I float away. Behind me I hear the shwick of Greta’s lighter, and then smoke wafts overhead like spindrifts.
Forty minutes later, Greta sits down on the edge of the pool, dangles her legs in the water. “It’s hot,” she says. “The water.” She has a husky, hardy voice, cigarettes and prairie dirt.
“Like bathwater.”
“It’s not very refreshing.”
“The lake’s not much cooler.”
“I can’t swim anyway,” she says.
I’ve never met anyone who can’t swim. “I can just barely,” I lie. “Dog paddle.”
She ruffles her legs, the waves gently rocking my raft. “So what’s it like here?” she asks.
“Nice. Quiet.”
“Good, that’s what I need.”
I turn to look at her. She has two gold necklaces, a perfectly round bruise the size of a plum near her left breast, and a shamrock tattoo just above her bikini line. Her swimsuit is brand-new, cherry-red, cheap. From the marina convenience store where I bought my raft.
“You on your own?” I ask.
“Very.”
I am unsure what to ask next. Is there some sort of code that abused women use with each other, a language I don’t know?
“Guy trouble?”
She twitches an eyebrow at me that seems to be a yes. “Me too,” I say.
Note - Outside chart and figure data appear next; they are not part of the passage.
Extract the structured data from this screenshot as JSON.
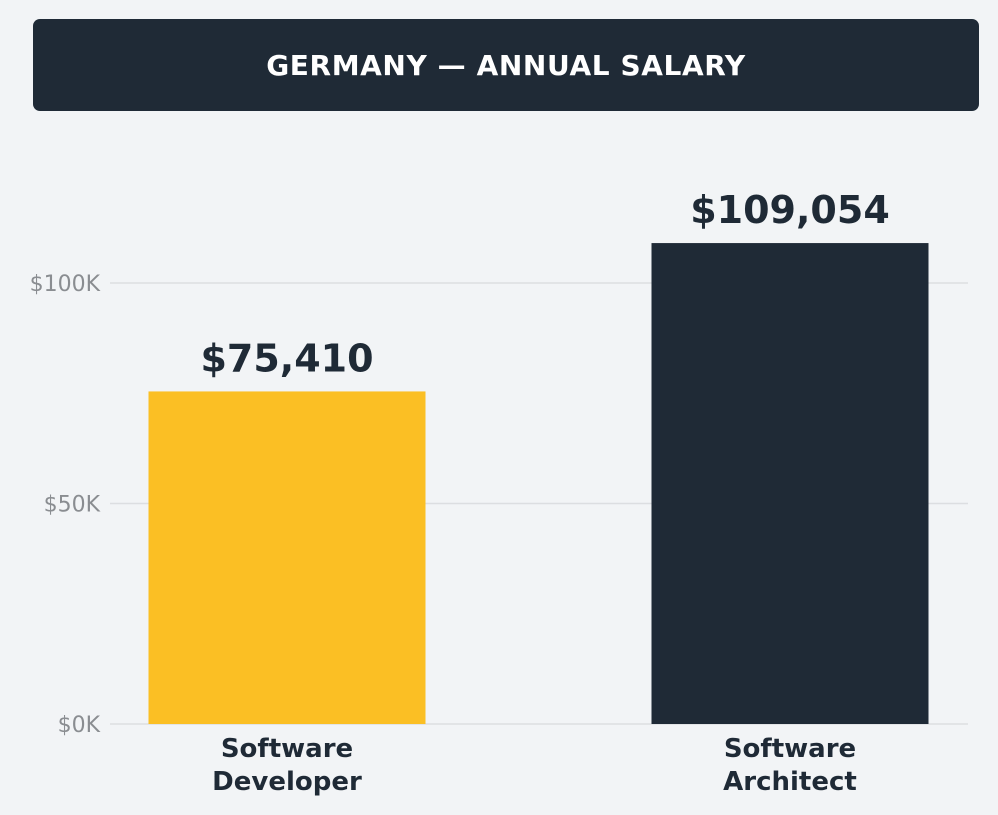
{
  "chart_data": {
    "type": "bar",
    "title": "GERMANY — ANNUAL SALARY",
    "categories": [
      "Software Developer",
      "Software Architect"
    ],
    "category_lines": [
      [
        "Software",
        "Developer"
      ],
      [
        "Software",
        "Architect"
      ]
    ],
    "values": [
      75410,
      109054
    ],
    "value_labels": [
      "$75,410",
      "$109,054"
    ],
    "bar_colors": [
      "#fbbf24",
      "#1f2a36"
    ],
    "yticks": [
      0,
      50000,
      100000
    ],
    "ytick_labels": [
      "$0K",
      "$50K",
      "$100K"
    ],
    "ylim": [
      0,
      100000
    ],
    "grid": true,
    "xlabel": "",
    "ylabel": ""
  },
  "colors": {
    "background": "#f2f4f6",
    "banner": "#1f2a36",
    "gridline": "#dcdee1",
    "tick_text": "#8a8d91",
    "label_text": "#1f2a36"
  }
}
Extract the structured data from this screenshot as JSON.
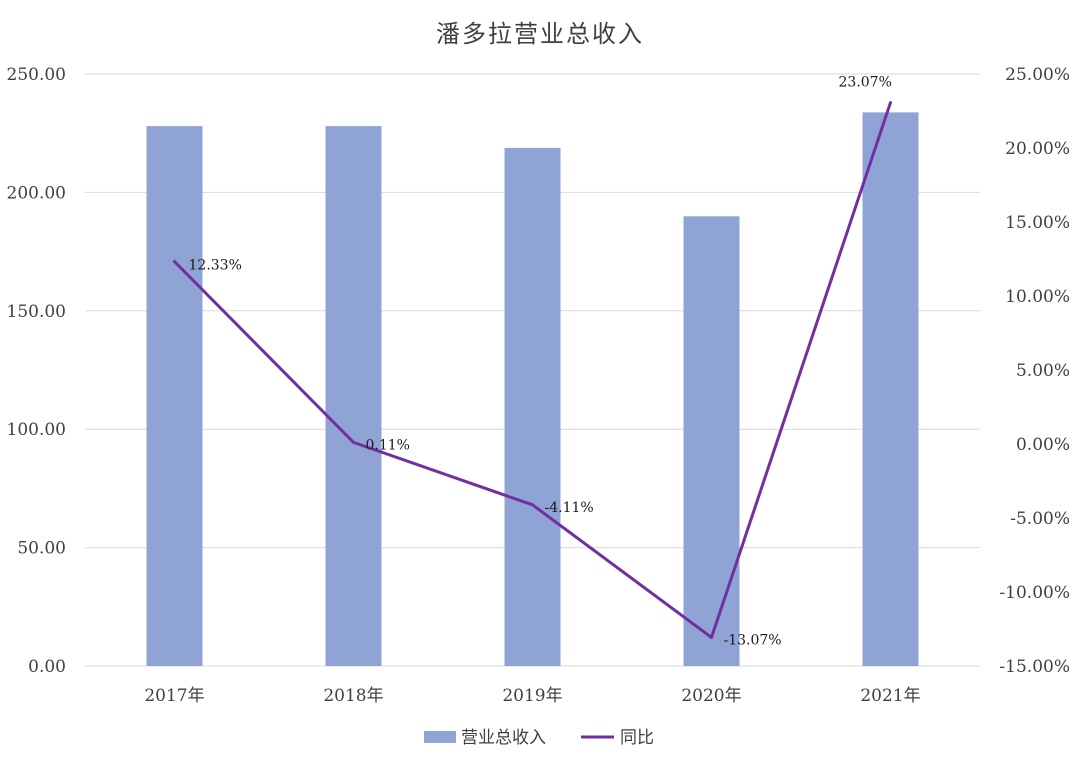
{
  "chart_data": {
    "type": "bar+line",
    "title": "潘多拉营业总收入",
    "categories": [
      "2017年",
      "2018年",
      "2019年",
      "2020年",
      "2021年"
    ],
    "series": [
      {
        "name": "营业总收入",
        "type": "bar",
        "axis": "left",
        "values": [
          228.0,
          228.0,
          218.8,
          189.9,
          233.8
        ],
        "color": "#8fa3d4"
      },
      {
        "name": "同比",
        "type": "line",
        "axis": "right",
        "values": [
          12.33,
          0.11,
          -4.11,
          -13.07,
          23.07
        ],
        "labels": [
          "12.33%",
          "0.11%",
          "-4.11%",
          "-13.07%",
          "23.07%"
        ],
        "color": "#7030a0"
      }
    ],
    "y_left": {
      "ylim": [
        0,
        250
      ],
      "ticks": [
        0,
        50,
        100,
        150,
        200,
        250
      ],
      "tick_labels": [
        "0.00",
        "50.00",
        "100.00",
        "150.00",
        "200.00",
        "250.00"
      ]
    },
    "y_right": {
      "ylim": [
        -15,
        25
      ],
      "ticks": [
        -15,
        -10,
        -5,
        0,
        5,
        10,
        15,
        20,
        25
      ],
      "tick_labels": [
        "-15.00%",
        "-10.00%",
        "-5.00%",
        "0.00%",
        "5.00%",
        "10.00%",
        "15.00%",
        "20.00%",
        "25.00%"
      ]
    },
    "grid": true,
    "legend": "bottom",
    "gridline_color": "#d9d9d9"
  }
}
“It’s not like we weren’t warned,” she says. She cups her hand into the water, lets it dribble down her front. “My mom, one of the first things she ever told me, going to school the first day: Stay away from boys. They’ll either throw rocks or look up your skirt.”
“You should make a T-shirt that says that.”
She laughs. “It’s true, though. It’s always true. My mom lives in a lesbian village down in Texas. I keep thinking I should join her. Everyone seems happy there.”
“A lesbian village?”
“Like a, a whaddayacallit. A commune. Bunch of lesbians bought land, started their own society, sort of. No men allowed. Sounds just freakin’ great to me, world without men.” She cups another handful of water, pulls up her sunglasses, and wets her face. “Too bad I don’t like pussy.”
She laughs, an old woman’s angry-bark laugh. “So, are there any asshole guys here I can start dating?” she says. “That’s my, like, pattern. Run away from one, bump into the next.”
“It’s half empty most of the time. There’s Jeff, the guy with the beard, he’s actually really nice,” I say. “He’s been here longer than me.”
“How long are you staying?” she asks.
I pause. It’s odd, I don’t know the exact amount of time I will be here. I had planned on staying until Nick was arrested, but I have no idea if he will be arrested soon.
“Till he stops looking for you, huh?” Greta guesses.
“Something like that.”
She examines me closely, frowns. My stomach tightens. I wait for her to say it: You look familiar.
“Never go back to a man with fresh bruises. Don’t give him the satisfaction,” Greta intones. She stands up, gathers her things. Dries her legs on the tiny towel.
“Good day killed,” she says.
For some reason, I give a thumbs-up, which I’ve never done in my life.
“Come to my cabin when you get out, if you want to,” she says. “We can watch TV.”
I bring a fresh tomato from Dorothy, held in my palm like a shiny housewarming gift. Greta comes to the door and barely acknowledges me, as if I’ve been dropping over for years. She plucks the tomato from my hand.